Seconds later, Cassius is dead. His body rolls, leaving him face down in the soft grass.
When Claudia looks up, Odette is standing above her, and Triche is still charging through the lake. He’s getting closer.
But that’s not who Claudia wants to kill anymore.
Now she has another target, and her world is tinted red. Leaping up, she tackles Odette to the ground and wraps her hands around her neck.
“I’m… sorry,” she chokes out. “I… had to… for… Marcherie.” Claudia squeezes harder until something pops. Odette gags. “It was… the only… way.” She tugs at Claudia’s hair, pushes against her shoulders. It’s no use. Claudia is strengthened by rage, drunk on vengeance.
Alistair comes between them and throws Claudia onto her back. Now free, Odette finishes the stellinguistic spell by shouting, “IN THE FERVENT DREAMS OF THOSE WHO REFUSED TO DIE.”
The spell in her hand glitters and glows and bursts into flames. Tendrils unfurl from Odette’s hands and lash out, reaching all the way to the High Sage while he closes in on the lake’s edge. Wrapped in magic, he’s held tightly in place, but because he’s not submerged, he’s not drowning.
Yet.
“I can’t hold him for long,” Odette shouts, her whole bodytrembling. “Claudia, you have to destroy Dracoemagyl and free Sidarphion or it’ll all be for nothing.”

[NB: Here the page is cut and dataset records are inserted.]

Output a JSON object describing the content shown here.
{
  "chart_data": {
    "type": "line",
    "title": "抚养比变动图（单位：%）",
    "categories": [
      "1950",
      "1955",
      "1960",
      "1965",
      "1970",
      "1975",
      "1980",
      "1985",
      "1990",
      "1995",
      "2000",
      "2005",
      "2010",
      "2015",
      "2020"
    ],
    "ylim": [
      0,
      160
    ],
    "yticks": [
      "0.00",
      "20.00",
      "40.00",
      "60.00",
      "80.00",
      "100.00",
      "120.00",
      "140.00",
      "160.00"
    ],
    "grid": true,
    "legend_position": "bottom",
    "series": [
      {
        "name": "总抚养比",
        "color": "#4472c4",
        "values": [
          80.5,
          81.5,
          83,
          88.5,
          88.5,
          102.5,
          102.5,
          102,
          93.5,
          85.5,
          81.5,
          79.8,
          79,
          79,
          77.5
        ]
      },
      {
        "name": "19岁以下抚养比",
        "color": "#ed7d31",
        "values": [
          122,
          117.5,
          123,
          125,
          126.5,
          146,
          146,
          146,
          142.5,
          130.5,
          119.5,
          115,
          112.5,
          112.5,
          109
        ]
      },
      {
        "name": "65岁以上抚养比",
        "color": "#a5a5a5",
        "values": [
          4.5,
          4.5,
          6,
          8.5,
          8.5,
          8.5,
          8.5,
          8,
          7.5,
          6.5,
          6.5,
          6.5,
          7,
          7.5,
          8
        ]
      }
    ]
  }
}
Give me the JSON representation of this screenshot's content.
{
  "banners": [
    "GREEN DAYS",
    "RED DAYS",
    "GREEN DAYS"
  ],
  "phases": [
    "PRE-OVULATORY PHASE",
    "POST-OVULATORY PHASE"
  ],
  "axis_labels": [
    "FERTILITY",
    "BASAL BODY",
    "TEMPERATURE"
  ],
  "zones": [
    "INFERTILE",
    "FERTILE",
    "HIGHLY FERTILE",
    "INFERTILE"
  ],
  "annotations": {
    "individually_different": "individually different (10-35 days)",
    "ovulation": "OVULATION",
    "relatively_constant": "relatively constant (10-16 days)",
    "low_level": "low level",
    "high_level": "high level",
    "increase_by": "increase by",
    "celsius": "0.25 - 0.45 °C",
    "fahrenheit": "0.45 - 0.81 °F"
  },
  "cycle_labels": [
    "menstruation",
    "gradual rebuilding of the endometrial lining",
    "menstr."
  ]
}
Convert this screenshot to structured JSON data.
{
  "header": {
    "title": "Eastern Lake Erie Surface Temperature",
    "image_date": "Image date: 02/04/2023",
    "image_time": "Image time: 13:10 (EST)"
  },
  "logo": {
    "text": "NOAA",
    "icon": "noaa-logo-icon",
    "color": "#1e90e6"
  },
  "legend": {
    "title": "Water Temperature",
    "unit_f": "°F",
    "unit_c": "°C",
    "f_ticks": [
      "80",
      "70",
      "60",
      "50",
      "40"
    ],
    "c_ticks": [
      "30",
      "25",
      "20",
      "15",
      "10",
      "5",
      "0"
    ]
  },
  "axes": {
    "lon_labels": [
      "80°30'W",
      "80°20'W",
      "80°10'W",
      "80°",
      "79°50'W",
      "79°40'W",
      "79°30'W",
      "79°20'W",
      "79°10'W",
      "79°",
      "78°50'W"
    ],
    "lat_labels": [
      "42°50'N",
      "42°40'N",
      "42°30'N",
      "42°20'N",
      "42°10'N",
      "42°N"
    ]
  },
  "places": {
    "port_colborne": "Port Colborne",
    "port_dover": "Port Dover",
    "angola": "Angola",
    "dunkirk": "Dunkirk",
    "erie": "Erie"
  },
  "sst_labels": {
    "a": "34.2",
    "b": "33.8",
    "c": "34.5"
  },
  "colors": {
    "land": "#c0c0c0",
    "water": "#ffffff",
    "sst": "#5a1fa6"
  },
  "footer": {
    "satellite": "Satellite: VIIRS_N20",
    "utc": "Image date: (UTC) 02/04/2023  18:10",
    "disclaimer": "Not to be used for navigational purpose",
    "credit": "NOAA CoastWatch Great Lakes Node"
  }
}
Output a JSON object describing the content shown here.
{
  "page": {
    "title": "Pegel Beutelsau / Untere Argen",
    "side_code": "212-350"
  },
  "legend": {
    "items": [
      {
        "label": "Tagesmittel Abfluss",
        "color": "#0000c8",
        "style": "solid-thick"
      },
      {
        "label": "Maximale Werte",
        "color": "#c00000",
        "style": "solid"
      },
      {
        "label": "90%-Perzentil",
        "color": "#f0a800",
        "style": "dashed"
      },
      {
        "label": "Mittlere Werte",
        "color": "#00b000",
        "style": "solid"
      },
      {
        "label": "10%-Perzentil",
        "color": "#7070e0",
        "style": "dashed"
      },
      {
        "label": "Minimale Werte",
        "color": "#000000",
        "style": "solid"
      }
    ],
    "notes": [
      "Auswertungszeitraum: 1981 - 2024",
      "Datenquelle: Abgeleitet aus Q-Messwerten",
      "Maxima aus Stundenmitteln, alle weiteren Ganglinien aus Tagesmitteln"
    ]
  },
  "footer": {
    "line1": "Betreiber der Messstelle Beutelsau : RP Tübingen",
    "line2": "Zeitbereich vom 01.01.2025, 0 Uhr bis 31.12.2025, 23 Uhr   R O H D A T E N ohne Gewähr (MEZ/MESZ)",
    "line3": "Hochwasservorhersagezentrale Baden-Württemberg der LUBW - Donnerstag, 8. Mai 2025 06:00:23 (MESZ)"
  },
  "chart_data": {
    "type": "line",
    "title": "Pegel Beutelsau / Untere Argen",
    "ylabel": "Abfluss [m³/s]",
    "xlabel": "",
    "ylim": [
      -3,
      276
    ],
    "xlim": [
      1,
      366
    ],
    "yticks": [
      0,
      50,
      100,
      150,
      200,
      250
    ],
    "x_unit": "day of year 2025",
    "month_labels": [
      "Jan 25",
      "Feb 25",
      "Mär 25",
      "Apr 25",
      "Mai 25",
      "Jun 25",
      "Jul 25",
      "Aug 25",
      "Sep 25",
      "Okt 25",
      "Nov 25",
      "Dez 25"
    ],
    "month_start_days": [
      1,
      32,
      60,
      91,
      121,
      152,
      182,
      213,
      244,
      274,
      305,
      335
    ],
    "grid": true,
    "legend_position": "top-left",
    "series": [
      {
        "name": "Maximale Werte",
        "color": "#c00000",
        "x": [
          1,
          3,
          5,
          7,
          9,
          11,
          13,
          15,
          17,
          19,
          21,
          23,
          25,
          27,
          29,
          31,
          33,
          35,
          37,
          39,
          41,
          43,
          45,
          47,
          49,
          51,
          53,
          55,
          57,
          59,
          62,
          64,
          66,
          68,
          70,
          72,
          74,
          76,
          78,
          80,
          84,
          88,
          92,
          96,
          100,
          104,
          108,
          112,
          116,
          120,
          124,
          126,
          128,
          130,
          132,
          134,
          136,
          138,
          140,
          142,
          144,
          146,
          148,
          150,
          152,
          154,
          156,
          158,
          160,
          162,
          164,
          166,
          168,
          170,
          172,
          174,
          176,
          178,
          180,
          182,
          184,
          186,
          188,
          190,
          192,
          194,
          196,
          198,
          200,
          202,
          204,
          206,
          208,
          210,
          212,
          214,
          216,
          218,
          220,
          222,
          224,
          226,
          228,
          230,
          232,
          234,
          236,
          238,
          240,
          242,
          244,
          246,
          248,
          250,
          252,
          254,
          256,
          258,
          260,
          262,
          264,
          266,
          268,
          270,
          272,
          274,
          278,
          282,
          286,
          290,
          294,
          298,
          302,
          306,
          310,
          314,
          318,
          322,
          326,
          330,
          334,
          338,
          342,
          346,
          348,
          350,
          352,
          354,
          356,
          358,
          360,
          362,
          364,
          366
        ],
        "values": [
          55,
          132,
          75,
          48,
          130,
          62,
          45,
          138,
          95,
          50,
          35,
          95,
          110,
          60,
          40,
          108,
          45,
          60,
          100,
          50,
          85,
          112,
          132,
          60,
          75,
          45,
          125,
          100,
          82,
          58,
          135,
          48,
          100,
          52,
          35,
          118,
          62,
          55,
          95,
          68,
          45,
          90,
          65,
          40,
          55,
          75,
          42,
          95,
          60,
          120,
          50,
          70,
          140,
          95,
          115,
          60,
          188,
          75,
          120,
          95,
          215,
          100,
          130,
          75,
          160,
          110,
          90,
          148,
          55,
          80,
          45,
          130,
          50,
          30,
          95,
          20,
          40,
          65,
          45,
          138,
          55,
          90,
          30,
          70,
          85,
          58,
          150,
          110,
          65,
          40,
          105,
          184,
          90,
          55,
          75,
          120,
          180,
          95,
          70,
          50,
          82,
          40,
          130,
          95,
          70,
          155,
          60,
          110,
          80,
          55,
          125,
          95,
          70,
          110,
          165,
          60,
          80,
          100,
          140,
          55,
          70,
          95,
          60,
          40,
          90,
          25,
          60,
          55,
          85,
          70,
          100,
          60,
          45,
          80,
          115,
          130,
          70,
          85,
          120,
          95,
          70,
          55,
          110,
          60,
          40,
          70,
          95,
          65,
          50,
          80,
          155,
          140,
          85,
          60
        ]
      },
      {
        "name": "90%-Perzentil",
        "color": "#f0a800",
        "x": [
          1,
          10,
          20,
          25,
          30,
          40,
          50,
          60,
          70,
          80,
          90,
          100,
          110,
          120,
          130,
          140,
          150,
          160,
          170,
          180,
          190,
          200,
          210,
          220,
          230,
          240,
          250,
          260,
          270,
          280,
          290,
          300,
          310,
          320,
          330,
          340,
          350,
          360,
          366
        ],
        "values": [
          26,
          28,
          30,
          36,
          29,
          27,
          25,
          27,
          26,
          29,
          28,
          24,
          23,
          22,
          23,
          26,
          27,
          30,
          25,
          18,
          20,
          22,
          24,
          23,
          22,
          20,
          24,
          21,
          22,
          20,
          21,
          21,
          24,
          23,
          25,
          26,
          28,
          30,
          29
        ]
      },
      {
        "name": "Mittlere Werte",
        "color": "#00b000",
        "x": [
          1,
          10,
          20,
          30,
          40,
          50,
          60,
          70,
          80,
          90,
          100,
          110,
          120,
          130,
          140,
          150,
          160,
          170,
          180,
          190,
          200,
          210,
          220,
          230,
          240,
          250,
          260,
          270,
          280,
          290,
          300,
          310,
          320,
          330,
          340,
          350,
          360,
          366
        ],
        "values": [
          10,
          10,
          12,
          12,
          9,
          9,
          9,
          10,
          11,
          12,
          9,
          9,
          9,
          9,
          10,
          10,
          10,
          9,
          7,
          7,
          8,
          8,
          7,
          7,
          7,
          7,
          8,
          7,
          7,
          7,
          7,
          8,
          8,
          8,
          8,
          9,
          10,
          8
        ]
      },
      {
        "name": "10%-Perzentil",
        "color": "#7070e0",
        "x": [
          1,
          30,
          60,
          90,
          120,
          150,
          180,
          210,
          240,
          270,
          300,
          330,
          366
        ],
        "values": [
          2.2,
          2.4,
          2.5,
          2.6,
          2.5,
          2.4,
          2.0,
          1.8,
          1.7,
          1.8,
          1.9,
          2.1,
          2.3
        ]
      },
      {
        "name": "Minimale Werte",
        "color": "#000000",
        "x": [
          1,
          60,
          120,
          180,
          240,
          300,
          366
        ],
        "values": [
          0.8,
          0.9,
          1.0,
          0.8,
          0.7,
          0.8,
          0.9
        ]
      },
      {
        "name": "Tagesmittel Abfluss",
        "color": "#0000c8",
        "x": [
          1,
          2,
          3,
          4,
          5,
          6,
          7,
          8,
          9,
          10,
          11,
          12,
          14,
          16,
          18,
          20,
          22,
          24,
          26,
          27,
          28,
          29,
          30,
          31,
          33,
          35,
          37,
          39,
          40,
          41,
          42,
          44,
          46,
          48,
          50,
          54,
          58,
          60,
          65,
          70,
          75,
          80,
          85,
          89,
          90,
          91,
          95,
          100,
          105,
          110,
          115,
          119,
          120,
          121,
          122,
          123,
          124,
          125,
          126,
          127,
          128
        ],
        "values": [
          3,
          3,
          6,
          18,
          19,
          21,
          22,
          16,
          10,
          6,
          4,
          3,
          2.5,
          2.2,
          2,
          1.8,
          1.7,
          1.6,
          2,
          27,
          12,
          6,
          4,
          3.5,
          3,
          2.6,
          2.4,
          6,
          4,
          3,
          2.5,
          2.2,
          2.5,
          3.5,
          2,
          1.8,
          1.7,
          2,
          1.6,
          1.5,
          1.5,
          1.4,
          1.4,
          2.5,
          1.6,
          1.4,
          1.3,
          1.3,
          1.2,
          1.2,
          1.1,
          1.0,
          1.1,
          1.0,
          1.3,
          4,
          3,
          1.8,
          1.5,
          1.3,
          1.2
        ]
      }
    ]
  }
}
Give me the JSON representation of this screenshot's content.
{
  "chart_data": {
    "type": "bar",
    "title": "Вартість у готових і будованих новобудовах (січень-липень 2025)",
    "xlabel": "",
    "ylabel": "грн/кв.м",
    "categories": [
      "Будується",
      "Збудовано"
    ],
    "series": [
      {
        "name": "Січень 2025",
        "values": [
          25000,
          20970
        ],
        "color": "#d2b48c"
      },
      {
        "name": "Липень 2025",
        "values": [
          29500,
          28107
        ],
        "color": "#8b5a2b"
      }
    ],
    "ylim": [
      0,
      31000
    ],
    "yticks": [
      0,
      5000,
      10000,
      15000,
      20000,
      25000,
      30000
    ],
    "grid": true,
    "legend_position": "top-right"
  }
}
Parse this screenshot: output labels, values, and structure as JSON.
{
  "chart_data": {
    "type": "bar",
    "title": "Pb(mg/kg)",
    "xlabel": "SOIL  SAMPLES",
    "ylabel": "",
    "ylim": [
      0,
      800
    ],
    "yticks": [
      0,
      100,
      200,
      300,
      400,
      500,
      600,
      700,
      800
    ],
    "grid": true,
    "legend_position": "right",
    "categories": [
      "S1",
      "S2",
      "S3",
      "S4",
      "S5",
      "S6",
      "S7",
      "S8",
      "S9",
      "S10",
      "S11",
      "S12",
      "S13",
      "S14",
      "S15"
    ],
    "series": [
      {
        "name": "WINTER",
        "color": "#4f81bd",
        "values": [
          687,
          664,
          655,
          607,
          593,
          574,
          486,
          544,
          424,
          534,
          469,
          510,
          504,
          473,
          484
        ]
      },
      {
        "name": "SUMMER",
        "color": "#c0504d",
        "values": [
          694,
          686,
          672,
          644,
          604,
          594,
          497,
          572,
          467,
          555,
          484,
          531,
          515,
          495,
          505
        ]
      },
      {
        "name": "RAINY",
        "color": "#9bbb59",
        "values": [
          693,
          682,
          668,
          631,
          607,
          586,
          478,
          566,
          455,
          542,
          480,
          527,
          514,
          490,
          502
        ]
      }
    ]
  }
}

“Do it, Claud. I’ll help Cassius,” Alistair says.
Claudia knows there’s no point to Alistair’s help. Cassius is already gone. She felt the change in the air when the last of his blood spilled out, when his soul slipped out of his body.
He’s dead. There’s no saving him. It’s already too late.
But if they don’t kill Triche, the High Sage will kill all of them.
Sidarphion is their only hope, and now only a few fading stars stand between the god and his freedom.
Without Cassius’s life to feed it, the constellation of Dracoemagyl is weak. Using it just once will be enough to burn it out.
Claudia can’t find the needle, so she uses her fingernail to claw the constellation into her skin.
Twenty-three cuts for twenty-three stars. Breath skating across her new wounds, she whimpers, “Dracoemagyl. Burn.”
“STOP,” Triche yells, but it’s too late for him to stop anything. All of them look up at the sky as the constellation flickers.
Once. Twice.
Then, it falls away.
When the constellation’s light rains down, it pours into Claudia’s wounds. She can taste it on her tongue. It tastes like Cassius, and it breaks her heart. She closes her eyes tightly as strange, violent visions play across her mind.
She sees Dorian Ship cutting down the man who could’ve been Dracoemagyl. She sees him become Sidarphion—body morphing from man to god; wings sprouting from his shoulders; magic burning in his eyes. She watches him complete his first act of godhood—placing Dracoemagyl’s curse of silence in the sky.
She sees the High Sage when he was young. She watches Triche turn the cursed stars into a trap, tastes his magic tangling with the constellation. Then, she sees him ambush Sidarphion, sees the celestial walls rising and the night lowering onto the god’s shoulders. She sees Sidarphion’s eyes fill with terror just before they close, not to be opened for the next hundred years.
She then sees him awaken. She hears Odette’s scream that stirred him. She sees their bargain.
Then, she sees herself.
She sees herself through Sidarphion’s glowing green eyes.
She sees Auridolace.
When she opens her eyes, she looks up and the sky cracks in two. A single bright white star falls from the fault line and crashes directly into Starlake. The fire sizzles as the water drinks it all down. The ground beneath them shakes when the remains of the star sink to the bottom of the lake with a heavy thud. Little bubbles rise to the surface of the lake. The water ripples.
Alistair comes to her side, Angel following close with Marcherie limp in his arms. Odette stands at the end of the line. Cassius lies dead behind them.
The five of them stare at the center of the lake, waiting, watching. Triche trembles in his trap.